Pfizer Vaccine Becomes Available For Those Ages 16 and Up


Hamilton County residents who are 16 years and older are eligible to receive the COVID-19 vaccine.

Bailey Brantingham, Editor

Over the past year, the goal of getting society back to normal has been one of the top priorities of the community. Many have been hard at work developing plans and procedures for returning things to the way they were before the Coronavirus pandemic struck the United States. Recently, a light has been shed on these efforts as the COVID-19 vaccines have been rolling out to citizens over the past four months.

Beginning on April 19th, President Joe Biden has directed all states to open vaccine eligibility to any citizen over the age of 16. This means that anyone 16 or older is eligible to receive one of the three authorized COVID vaccines.  Tennessee’s Health Department opened the vaccine to all Tennessee adults (16+) April 5.    Hamilton County’s Health Department allowed for residents 16 years and older to receive the vaccine March 26.  These vaccines include the Moderna, Johnson & Johnson, and Pfizer-BioNTech vaccines.

Many have held out hope that the vaccines will be the key to reducing Coronavirus cases enough to reopen the community, including schools. While the Johnson & Johnson and Moderna vaccines are only available to those ages 18 and older and may not do much to help in the reopening of schools, the Pfizer vaccine is open to those 16 and up. The Pfizer vaccine may be the key to opening up high schools fully, as a majority of high school students are eligible for the vaccine.

Both the Pfizer and Moderna vaccine are given out in two dosages. Many high school students, including a few at Central High School, have already received their first or both doses of the Pfizer vaccine.

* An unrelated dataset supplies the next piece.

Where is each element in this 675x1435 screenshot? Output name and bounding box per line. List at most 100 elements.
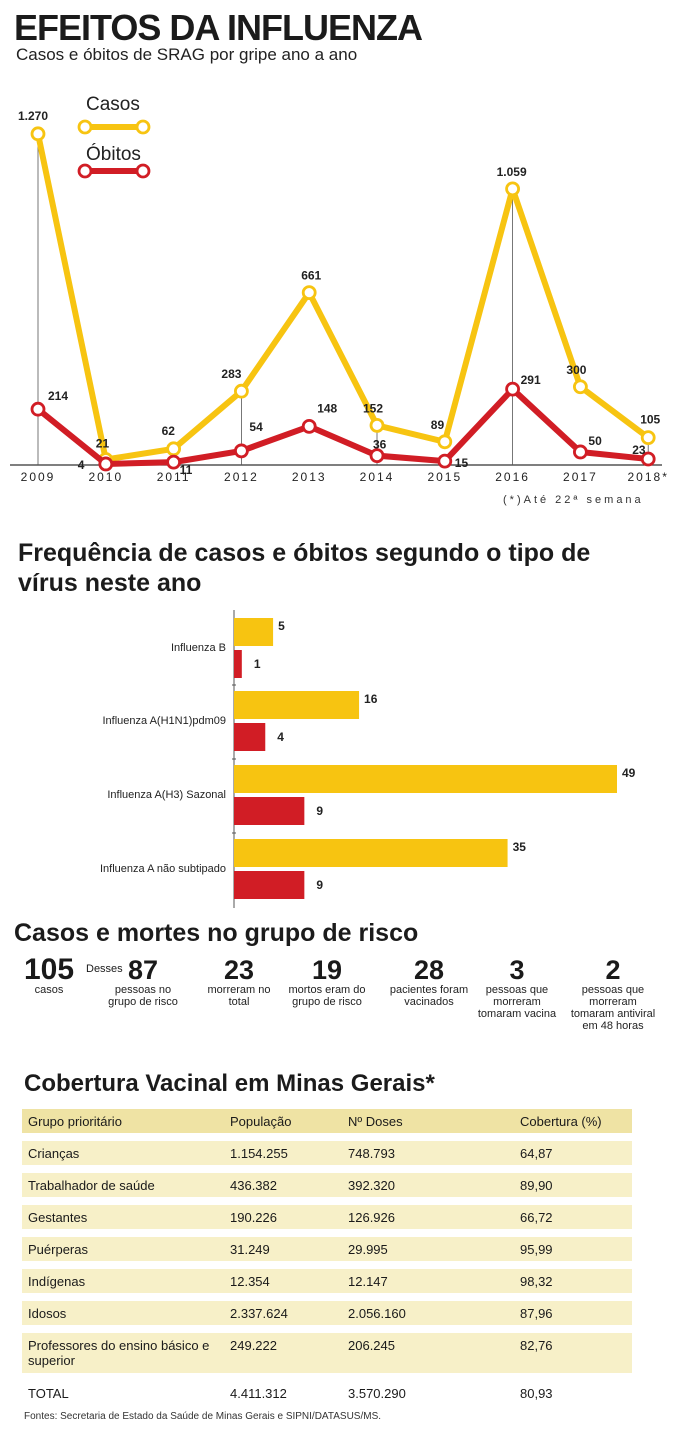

When asked if he would recommend the vaccine to other students, Junior Karl Moore explained “If they feel comfortable, then yeah.” Moore received the Pfizer vaccine and is hopeful about its ability to protect recipients from the Coronavirus.

Some students and parents disagree with the information given about the vaccine and refuse to receive it. However, many argue against this, as they believe that getting the vaccine will help prevent the Coronavirus from spreading and it can keep people of all ages safer and better protected from the virus.

“I’d want to get vaccinated so I could keep the high risk/elderly safe and help the world go back to normal,” explained Senior Deja Hawkins. Hawkins has not yet been vaccinated, but plans to receive her first dose before she attends college next fall.

While there are many contradictory opinions held on the vaccines’ effectiveness, most Central students and faculty have come together to agree that the vaccine is a primary method to help begin the transition back into normalcy.

Students and those who have inquiries about the effects of the vaccine should visit the CDC’s Coronavirus website. Those who wish to be vaccinated can find available vaccines at their nearest pharmacy or through the Tennesse Health Department.